Makes strategic sense
Andrew Lazar, senior analyst, Packaged Food for Barclays, said the potential divestiture of its cookies and fruit snacks business make strategic sense.
“These businesses have been a drag on the overall snacking portfolio over the last several years and Kellogg is a distant second player in both categories (to Mondelēz in cookies and General Mills in fruit snacks).”
He added Kellogg’s portfolio reshaping falls in line with recent divestiture announcements seen of late.
Other companies to rethink their product range – particularly as consumers are opting more for healthier snacks and fresher foods – include J.M. Smucker, which divested its Pillsbury baking mixes to a private equity firm for $375m and Nestlé, which sold its US candy business, including the Butterfinger and Baby Ruth brands, to Ferrero for $2.8bn in January.

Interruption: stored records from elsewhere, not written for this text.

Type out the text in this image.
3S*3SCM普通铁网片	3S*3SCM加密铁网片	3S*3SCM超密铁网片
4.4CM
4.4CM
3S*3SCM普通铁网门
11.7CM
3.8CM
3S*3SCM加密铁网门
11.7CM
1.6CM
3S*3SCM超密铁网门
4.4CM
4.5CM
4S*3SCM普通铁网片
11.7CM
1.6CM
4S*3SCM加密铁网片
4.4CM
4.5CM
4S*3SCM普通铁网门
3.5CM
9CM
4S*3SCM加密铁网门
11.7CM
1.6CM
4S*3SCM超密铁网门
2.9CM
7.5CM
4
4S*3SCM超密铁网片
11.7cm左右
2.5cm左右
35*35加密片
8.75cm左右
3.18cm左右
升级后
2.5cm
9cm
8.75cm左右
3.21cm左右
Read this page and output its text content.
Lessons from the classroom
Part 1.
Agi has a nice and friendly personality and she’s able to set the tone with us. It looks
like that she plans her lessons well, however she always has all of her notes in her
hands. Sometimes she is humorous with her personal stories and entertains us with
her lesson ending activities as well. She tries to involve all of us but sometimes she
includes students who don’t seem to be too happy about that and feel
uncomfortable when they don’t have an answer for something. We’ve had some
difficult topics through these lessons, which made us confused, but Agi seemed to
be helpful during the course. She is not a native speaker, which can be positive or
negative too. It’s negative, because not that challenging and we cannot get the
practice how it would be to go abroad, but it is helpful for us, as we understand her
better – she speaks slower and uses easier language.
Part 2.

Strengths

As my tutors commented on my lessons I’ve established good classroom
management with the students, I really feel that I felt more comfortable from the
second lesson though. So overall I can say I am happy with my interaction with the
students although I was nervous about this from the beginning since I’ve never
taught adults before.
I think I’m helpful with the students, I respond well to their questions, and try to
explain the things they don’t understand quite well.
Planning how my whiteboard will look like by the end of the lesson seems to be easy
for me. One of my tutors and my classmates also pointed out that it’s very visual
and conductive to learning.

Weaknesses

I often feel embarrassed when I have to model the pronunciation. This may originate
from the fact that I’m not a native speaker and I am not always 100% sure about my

ConAgra and General Mills also said they plan to divest brands that are not core to their businesses, while Campbell Soup is also purportedly looking for a buyer for its international cookie brands.
Greg Wank, head of accounting firm Anchin, Block & Anchin’s Food and Beverage Industry Practice, also said it made sense for Kellogg to shed an ‘indulgent part’ of the business that does not easily support its future focus.
“It appears to have made the decision that cookies are not core to its future and it wants to raise capital from selling those assets to reinvest and realign its cereal and healthier snack business,” he said.